Piku’nun menü içeriğine değinen Akdağ; “Yeni şubemiz için ‘The Asian Experience’ olarak yola çıktık. Menümüze yalnız Japonya’dan değil Çin’den ve Vietnam’dan da lezzetler ekledik. Yani burada Uzak Doğu’nun tüm mutfaklarını sunuyoruz. Şu an daha başlangıç aşamasında olmamıza rağmen Asya mutfağından onun üzerinde tabak çıkardık.” diyor.

Piku’nun iç dizaynından da bahseden Aycan Akdağ, yeni mekanları için üç yeni oda konsepti hazırladıklarını anlatıyor: “Yukarıda 3 farklı özel oda konsepti kurguladık. Odalarımızdan birini “Omakase odası” olarak adlandırdık. Misafirlerimiz bu odaya girdiğinde seçimi tamamen şefimize bırakıyor. Şef o gün en taze ürünlerden hazırladığı seçeneklerden oluşan bir sunum yapıyor.”

“İkinci odayı toplantıların gerçekleştirilebileceği bir sunum odası olarak tasarladık. Dekorunu geleneksel Japon tarzı odalarda zemin malzemesi olarak kullanılan tatami minderleri ile hazırladık.”

“Üçüncü konseptimiz de ‘vine room.’ Bu odada şarap ve Japonların pirinç ve tahıl tozundan yaptıkları ulusal içkileri sakilerden oluşan seçkiler sunuyoruz.”

“Misafirlerimiz yurt dışında da olmamızı çok istiyor”
Inari Piku’nun aldığı geri dönüşlerden söz eden Aycan Akdağ, yurt dışında şube açmaları konusunda yoğun taleple karşılaştıklarını söylüyor: “Piku ile ilgili çok olumlu yorumlar alıyoruz.
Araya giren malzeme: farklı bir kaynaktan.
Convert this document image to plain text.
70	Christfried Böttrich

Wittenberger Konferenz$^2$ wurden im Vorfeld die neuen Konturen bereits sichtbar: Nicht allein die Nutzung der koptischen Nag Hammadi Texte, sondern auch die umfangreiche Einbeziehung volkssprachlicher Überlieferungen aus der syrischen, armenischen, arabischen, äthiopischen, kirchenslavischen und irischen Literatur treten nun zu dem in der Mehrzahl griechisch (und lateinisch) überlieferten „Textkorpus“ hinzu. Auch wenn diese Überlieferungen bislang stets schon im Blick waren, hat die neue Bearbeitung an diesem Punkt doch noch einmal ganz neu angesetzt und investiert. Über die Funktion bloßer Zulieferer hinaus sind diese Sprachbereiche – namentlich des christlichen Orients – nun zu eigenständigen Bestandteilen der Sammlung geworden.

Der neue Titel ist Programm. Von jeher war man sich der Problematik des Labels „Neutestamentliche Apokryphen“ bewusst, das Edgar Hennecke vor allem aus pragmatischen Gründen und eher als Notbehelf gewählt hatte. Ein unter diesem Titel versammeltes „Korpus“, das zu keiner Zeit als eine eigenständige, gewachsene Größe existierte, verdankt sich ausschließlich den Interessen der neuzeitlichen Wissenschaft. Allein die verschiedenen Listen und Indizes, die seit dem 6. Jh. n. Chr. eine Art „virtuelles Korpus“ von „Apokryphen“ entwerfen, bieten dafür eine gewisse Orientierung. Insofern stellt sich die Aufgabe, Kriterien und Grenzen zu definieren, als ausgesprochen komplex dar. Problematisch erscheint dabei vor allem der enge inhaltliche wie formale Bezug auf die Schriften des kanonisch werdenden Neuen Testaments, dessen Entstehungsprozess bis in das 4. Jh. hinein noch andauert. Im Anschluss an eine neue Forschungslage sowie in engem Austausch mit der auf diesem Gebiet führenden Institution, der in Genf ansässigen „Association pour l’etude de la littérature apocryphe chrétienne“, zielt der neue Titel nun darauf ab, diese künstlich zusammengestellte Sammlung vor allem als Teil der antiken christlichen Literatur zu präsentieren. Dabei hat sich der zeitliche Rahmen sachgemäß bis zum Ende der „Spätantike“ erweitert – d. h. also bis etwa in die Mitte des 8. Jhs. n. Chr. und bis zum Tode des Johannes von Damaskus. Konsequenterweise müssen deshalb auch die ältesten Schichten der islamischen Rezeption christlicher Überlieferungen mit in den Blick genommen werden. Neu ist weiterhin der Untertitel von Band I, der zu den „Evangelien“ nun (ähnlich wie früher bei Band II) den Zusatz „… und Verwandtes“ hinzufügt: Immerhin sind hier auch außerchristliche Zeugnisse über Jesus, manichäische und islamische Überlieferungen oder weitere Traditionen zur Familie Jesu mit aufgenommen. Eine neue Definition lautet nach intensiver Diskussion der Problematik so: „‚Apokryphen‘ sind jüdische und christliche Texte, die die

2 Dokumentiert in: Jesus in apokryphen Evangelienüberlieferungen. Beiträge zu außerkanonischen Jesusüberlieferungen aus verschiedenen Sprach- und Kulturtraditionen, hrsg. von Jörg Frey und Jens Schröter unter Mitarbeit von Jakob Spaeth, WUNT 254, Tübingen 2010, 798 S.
Açılalı üç hafta olmasına rağmen peş peşe üç kez, beş kez gelen misafirlerimiz oldu. Bir yere üç hafta içerisinde bu kadar sık gitmek bence çok önemli. Gelen misafirlerimizden ‘Siz neden Londra’da değilsiniz?’, ‘Neden New York’ta Dubai’de yoksunuz?’ gibi sorular alıyoruz. Eylül ayından sonra ‘zirve’ anlamını taşıyan Piku’nun, adı gibi zirvede olacağını düşünüyorum.”

Son olarak Uzak Doğu lezzetlerini Türk damak tadına uyarladıklarını söyleyen Akdağ, sözlerini şöyle noktalıyor: “Bu projenin başında diğer uluslararası Uzak Doğu markalarını çok iyi analiz ettik. Piku’da da lezzetlerimizi Türk damak tadına göre uyarladık. Bu nedenle ben çok başarılı olduğumuzu düşünüyorum. Inari artık yurt dışına açılmaya hazır, yüzde yüz bir Türk markasıdır.”